December 5, 2013
Egypt army chief calls for quick transition to election
Egypt's army chief called for a quick transition to elections in order to restore stability to the country, while supporters of the Islamist president he ousted, Mohamed Morsi, staged daring protests urging an end to "military government".
Egypt has been gripped by turmoil since the army removed Morsi on July 3 following mass protests against his rule.
Political tensions and a sharp rise in attacks by Islamist militants have decimated tourism and investment in Egypt, the most populous Arab state, which depends heavily on US aid.
Speaking to soldiers and police officers at a seminar, army chief Abdel Fattah al-Sisi "called on everyone to be truly aware of the size of the problems facing society, and which necessitate speeding up the end of the transitional phase," the army spokesman's official Facebook page said.
In a reference to Morsi's year in power, Sisi condemned what he said were attempts to distort "a ruling experience that failed to meet the demands of the Egyptian people" and portray it as a "religious battle and a war on Islam."

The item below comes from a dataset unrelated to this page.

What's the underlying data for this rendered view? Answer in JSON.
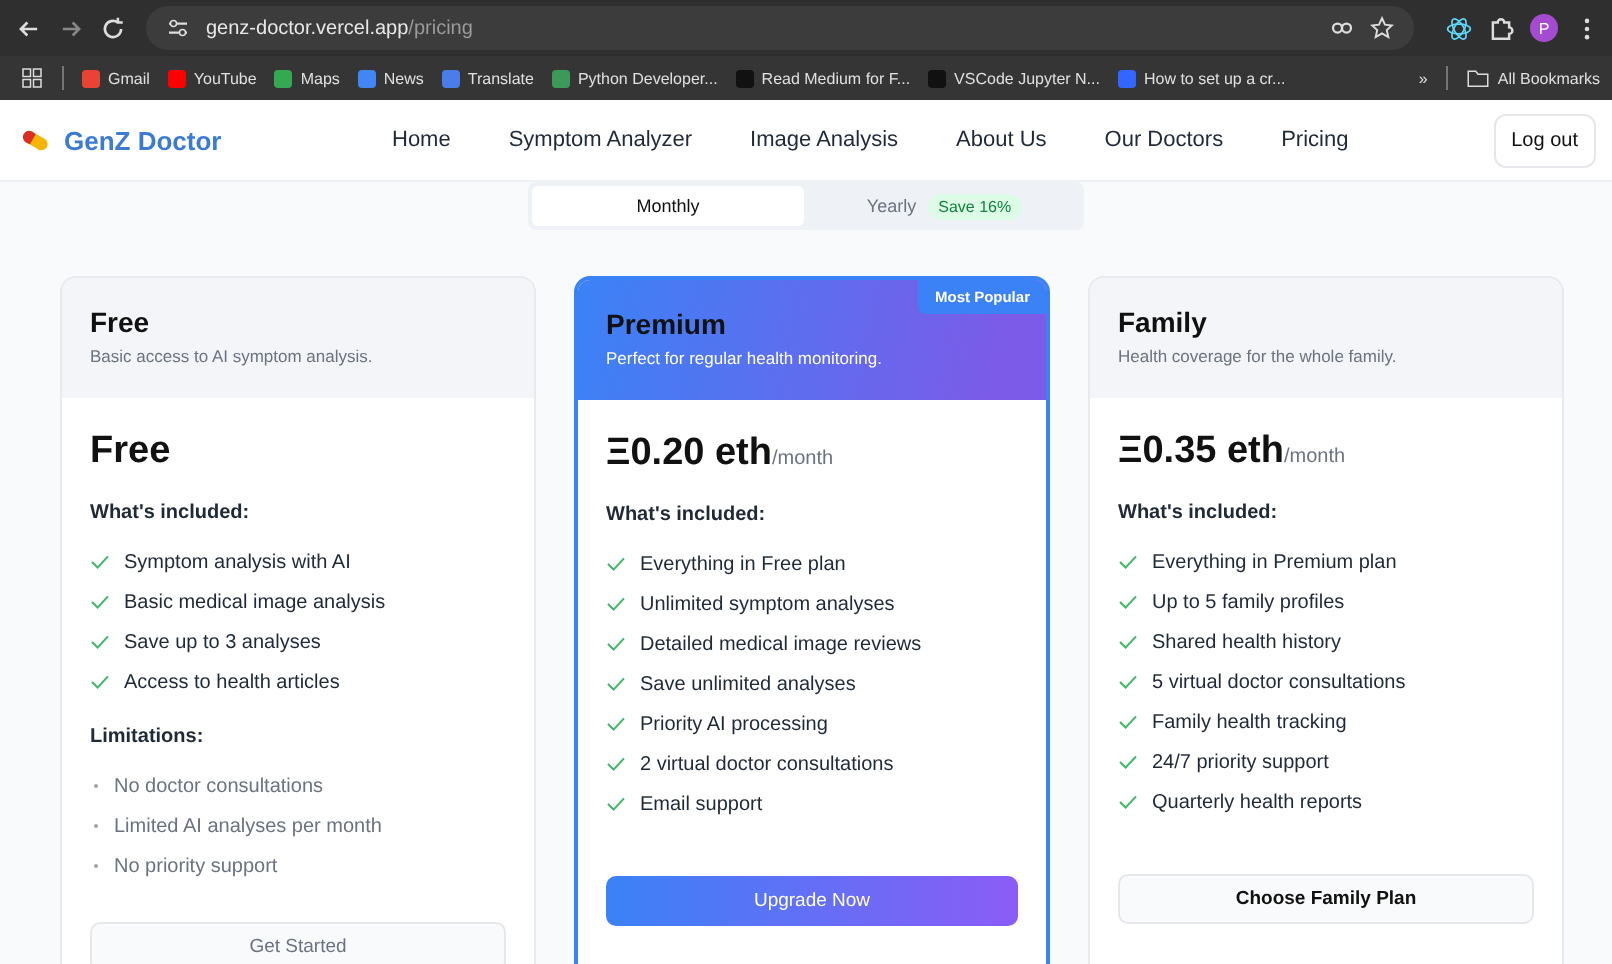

After toppling Morsi, the military installed an interim government and announced a "road map" for a transition to a new election. The Muslim Brotherhood accused the military of staging a coup that removed Egypt's first freely elected president.
Foreign Minister Nabil Fahmy said last week that the transitional phase of government should end "by next spring."
Since Morsi's downfall, security forces have killed hundreds of pro-Morsi protesters, and senior members of his Muslim Brotherhood have been arrested, actions that drastically reduced the size of protests.
Morsi supporters protested in Cairo's Tahrir Square on Tuesday for the first time since the army forced him from office in July, risking the wrath of security forces who had been keeping a close eye on the area.
About 100 protesters gathered in the square, chanting, "Down with the military government!"
"We are a country not a military camp," the Morsi supporters shouted in Tahrir, which was the rallying point in 2011 for hundreds of thousands of people against former President Hosni Mubarak. "We want freedom!" they said.
Shortly after arriving in Tahrir, passersby attacked them with rocks. Riot police then moved in and dispersed the crowd.